ExeKiller: Neuer Trailer zeigt Cyberpunk-Wüste und Hardcore-Gameplay
Stell dir vor, Blade Runner hätte ein wildes Kind mit Mad Max gezeugt und dieses Kind dann in die unbarmherzige Wüste geschickt, die einst New York City war. Genau dieses Bild zeichnet der neueste Trailer zu ExeKiller, der beim jüngsten New Game+ Showcase die Kinnladen reihenweise nach unten klappen ließ. Entwickler Paradark serviert uns hier keinen weichgespülten Shooter-Einheitsbrei, sondern eine rohe, unverfälschte Dystopie, in der deine Neugier nicht nur belohnt, sondern überlebenswichtig ist.
Keine Händchenhalten in der Apokalypse
Vergiss blinkende Wegweiser und nervige Navigationspfeile, die dir jeden Schritt vorkauen. ExeKiller wirft dich in eine Welt, die dich respektiert genug, um dich leiden zu lassen. Das Gameplay ist ein brachialer Mix aus Fahrzeug-Action, brutalem Nahkampf, präzisem Gunplay und geschmeidigem Parkour. Die Entwickler machen unmissverständlich klar: Wer hier blind durchrennt, stirbt. Wer aber die Augen offen hält und jeden Winkel der monumentalen Ruinen untersucht, findet Wege und Ressourcen, die anderen verborgen bleiben. Das Leveldesign ist darauf ausgelegt, Erkundungsdrang massiv zu belohnen – eine Tugend, die im modernen Gaming leider oft verloren geht.
Denzel Fenix: Der Seelenfänger von Helion
Du schlüpfst in die abgewetzten Stiefel von Denzel Fenix, einem sogenannten „ExeKiller“. In dieser retro-futuristischen Hölle bist du kein Held, sondern ein Werkzeug. Ein Kopfgeldjäger im Dienst des Megakonzerns Helion. Dein Job? Flüchtige jagen. Aber nicht einfach nur verhaften – du bist hier, um ihre „Seelen einzutreiben“ (reclaim their souls). Die Ironie ist greifbar: Deine Zielpersonen sind oft verzweifelte Existenzen, die versuchen, dem tyrannischen System zu entkommen, dessen Vollstrecker du bist.
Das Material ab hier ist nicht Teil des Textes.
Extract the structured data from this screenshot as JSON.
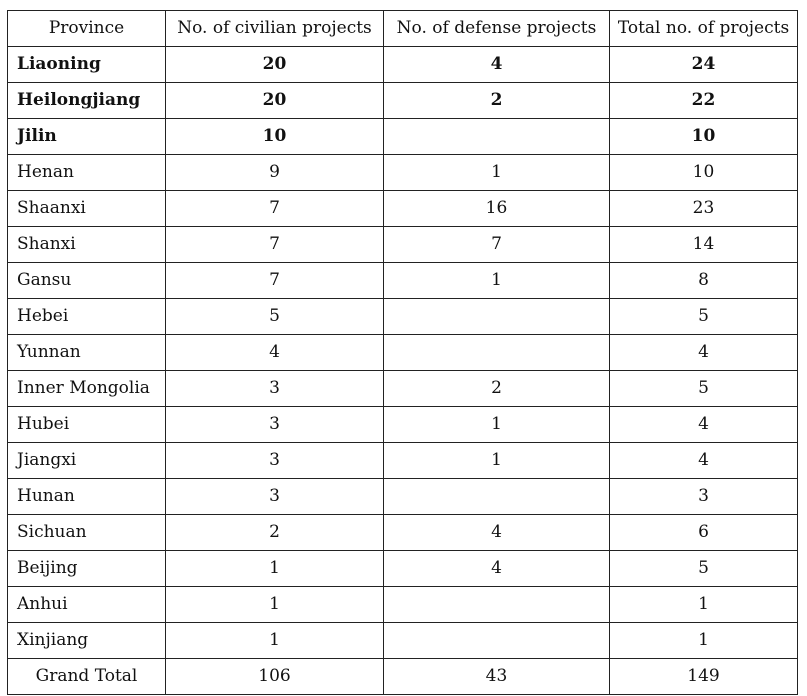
{
  "table": {
    "headers": [
      "Province",
      "No. of civilian projects",
      "No. of defense projects",
      "Total no. of projects"
    ],
    "rows": [
      {
        "province": "Liaoning",
        "civilian": "20",
        "defense": "4",
        "total": "24",
        "bold": true
      },
      {
        "province": "Heilongjiang",
        "civilian": "20",
        "defense": "2",
        "total": "22",
        "bold": true
      },
      {
        "province": "Jilin",
        "civilian": "10",
        "defense": "",
        "total": "10",
        "bold": true
      },
      {
        "province": "Henan",
        "civilian": "9",
        "defense": "1",
        "total": "10",
        "bold": false
      },
      {
        "province": "Shaanxi",
        "civilian": "7",
        "defense": "16",
        "total": "23",
        "bold": false
      },
      {
        "province": "Shanxi",
        "civilian": "7",
        "defense": "7",
        "total": "14",
        "bold": false
      },
      {
        "province": "Gansu",
        "civilian": "7",
        "defense": "1",
        "total": "8",
        "bold": false
      },
      {
        "province": "Hebei",
        "civilian": "5",
        "defense": "",
        "total": "5",
        "bold": false
      },
      {
        "province": "Yunnan",
        "civilian": "4",
        "defense": "",
        "total": "4",
        "bold": false
      },
      {
        "province": "Inner Mongolia",
        "civilian": "3",
        "defense": "2",
        "total": "5",
        "bold": false
      },
      {
        "province": "Hubei",
        "civilian": "3",
        "defense": "1",
        "total": "4",
        "bold": false
      },
      {
        "province": "Jiangxi",
        "civilian": "3",
        "defense": "1",
        "total": "4",
        "bold": false
      },
      {
        "province": "Hunan",
        "civilian": "3",
        "defense": "",
        "total": "3",
        "bold": false
      },
      {
        "province": "Sichuan",
        "civilian": "2",
        "defense": "4",
        "total": "6",
        "bold": false
      },
      {
        "province": "Beijing",
        "civilian": "1",
        "defense": "4",
        "total": "5",
        "bold": false
      },
      {
        "province": "Anhui",
        "civilian": "1",
        "defense": "",
        "total": "1",
        "bold": false
      },
      {
        "province": "Xinjiang",
        "civilian": "1",
        "defense": "",
        "total": "1",
        "bold": false
      }
    ],
    "grand_total": {
      "label": "Grand Total",
      "civilian": "106",
      "defense": "43",
      "total": "149"
    }
  }
}
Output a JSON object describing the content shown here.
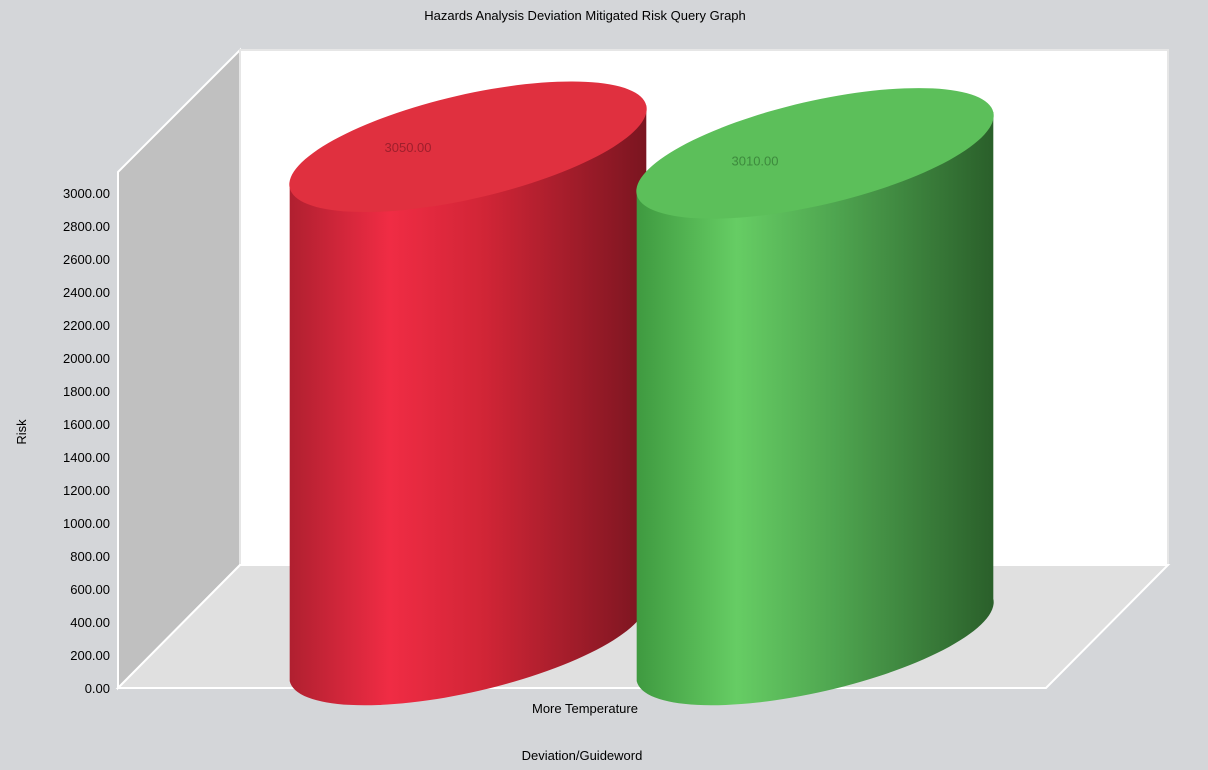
{
  "chart_data": {
    "type": "bar",
    "title": "Hazards Analysis Deviation Mitigated Risk Query Graph",
    "xlabel": "Deviation/Guideword",
    "ylabel": "Risk",
    "categories": [
      "More Temperature"
    ],
    "series": [
      {
        "values": [
          3050.0
        ],
        "color": "#e0303f",
        "data_label": "3050.00"
      },
      {
        "values": [
          3010.0
        ],
        "color": "#5cbf5a",
        "data_label": "3010.00"
      }
    ],
    "ylim": [
      0,
      3000
    ],
    "yticks": [
      "0.00",
      "200.00",
      "400.00",
      "600.00",
      "800.00",
      "1000.00",
      "1200.00",
      "1400.00",
      "1600.00",
      "1800.00",
      "2000.00",
      "2200.00",
      "2400.00",
      "2600.00",
      "2800.00",
      "3000.00"
    ],
    "bar_shape": "cylinder",
    "style": "3d",
    "grid": false,
    "legend": "none",
    "colors": {
      "background": "#d4d6d9",
      "back_wall": "#ffffff",
      "side_wall": "#c0c0c0",
      "floor": "#e0e0e0"
    }
  }
}
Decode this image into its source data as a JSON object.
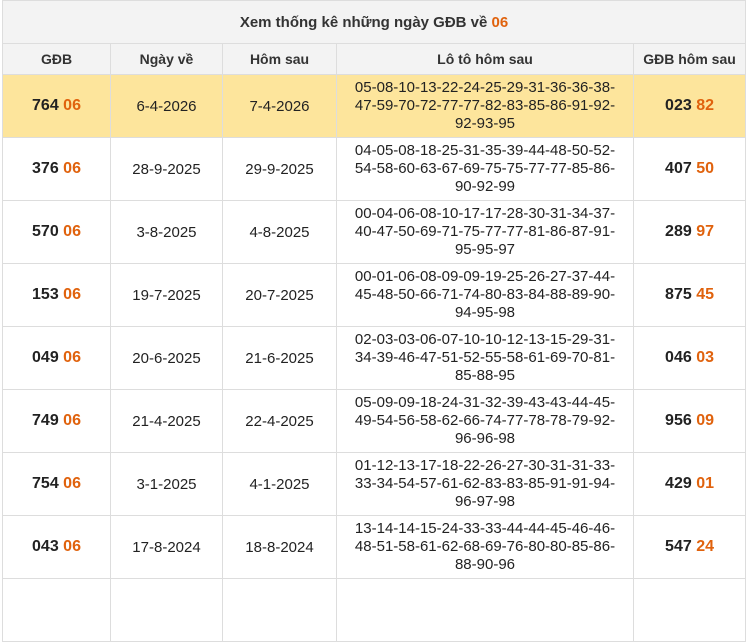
{
  "title": {
    "text": "Xem thống kê những ngày GĐB về",
    "highlight": "06"
  },
  "columns": [
    "GĐB",
    "Ngày về",
    "Hôm sau",
    "Lô tô hôm sau",
    "GĐB hôm sau"
  ],
  "rows": [
    {
      "gdb": [
        "764",
        "06"
      ],
      "ngay_ve": "6-4-2026",
      "hom_sau": "7-4-2026",
      "loto": "05-08-10-13-22-24-25-29-31-36-36-38-47-59-70-72-77-77-82-83-85-86-91-92-92-93-95",
      "gdb_hom_sau": [
        "023",
        "82"
      ]
    },
    {
      "gdb": [
        "376",
        "06"
      ],
      "ngay_ve": "28-9-2025",
      "hom_sau": "29-9-2025",
      "loto": "04-05-08-18-25-31-35-39-44-48-50-52-54-58-60-63-67-69-75-75-77-77-85-86-90-92-99",
      "gdb_hom_sau": [
        "407",
        "50"
      ]
    },
    {
      "gdb": [
        "570",
        "06"
      ],
      "ngay_ve": "3-8-2025",
      "hom_sau": "4-8-2025",
      "loto": "00-04-06-08-10-17-17-28-30-31-34-37-40-47-50-69-71-75-77-77-81-86-87-91-95-95-97",
      "gdb_hom_sau": [
        "289",
        "97"
      ]
    },
    {
      "gdb": [
        "153",
        "06"
      ],
      "ngay_ve": "19-7-2025",
      "hom_sau": "20-7-2025",
      "loto": "00-01-06-08-09-09-19-25-26-27-37-44-45-48-50-66-71-74-80-83-84-88-89-90-94-95-98",
      "gdb_hom_sau": [
        "875",
        "45"
      ]
    },
    {
      "gdb": [
        "049",
        "06"
      ],
      "ngay_ve": "20-6-2025",
      "hom_sau": "21-6-2025",
      "loto": "02-03-03-06-07-10-10-12-13-15-29-31-34-39-46-47-51-52-55-58-61-69-70-81-85-88-95",
      "gdb_hom_sau": [
        "046",
        "03"
      ]
    },
    {
      "gdb": [
        "749",
        "06"
      ],
      "ngay_ve": "21-4-2025",
      "hom_sau": "22-4-2025",
      "loto": "05-09-09-18-24-31-32-39-43-43-44-45-49-54-56-58-62-66-74-77-78-78-79-92-96-96-98",
      "gdb_hom_sau": [
        "956",
        "09"
      ]
    },
    {
      "gdb": [
        "754",
        "06"
      ],
      "ngay_ve": "3-1-2025",
      "hom_sau": "4-1-2025",
      "loto": "01-12-13-17-18-22-26-27-30-31-31-33-33-34-54-57-61-62-83-83-85-91-91-94-96-97-98",
      "gdb_hom_sau": [
        "429",
        "01"
      ]
    },
    {
      "gdb": [
        "043",
        "06"
      ],
      "ngay_ve": "17-8-2024",
      "hom_sau": "18-8-2024",
      "loto": "13-14-14-15-24-33-33-44-44-45-46-46-48-51-58-61-62-68-69-76-80-80-85-86-88-90-96",
      "gdb_hom_sau": [
        "547",
        "24"
      ]
    }
  ]
}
Der Turm der Entscheidungen
Zwischen den Einsätzen kehrst du in „The Tower“ zurück, das Hauptquartier von Helion und dein einziger sicherer Hafen. Hier nimmst du neue Kontrakte an, leckst deine Wunden und kümmerst dich um die Aufrüstung deiner Ausrüstung. Das Spiel folgt einer kapitelbasierten Struktur, doch wie du diese Kapitel erlebst, hängt stark von deiner Wahl der Missionen ab.
Verlässt du den Turm, wartet die Hölle. Das einstige New York ist nur noch eine verstrahlte Wüste, durch die du mit deinem wichtigsten Verbündeten pflügst: deinem Auto. Diese schwer modifizierte Karre ist mehr als nur ein Fortbewegungsmittel; sie ist deine Lebensversicherung gegen tödliche Hitze und Strahlung, dein mobiler Computer und dank Radio auch dein einziger Unterhalter in der Stille der Wüste.
Taschen-Tetris und Cyber-Schnüffelei
Besonders spannend wird es beim „Taschen-Tetris“: Das Inventar-Management orientiert sich am legendären Koffersystem von Resident Evil 4. Jeder Platz ist kostbar, jede Patrone muss abgewogen werden. Neben dicken Wummen hantierst du mit Dietrich und Cyber-Implantaten, um versteckte Pfade aufzudecken. Ob du schleichst wie ein Geist oder die Vordertür eintrittst, bleibt dir überlassen – die Missionen sind herrlich nicht-linear gestaltet.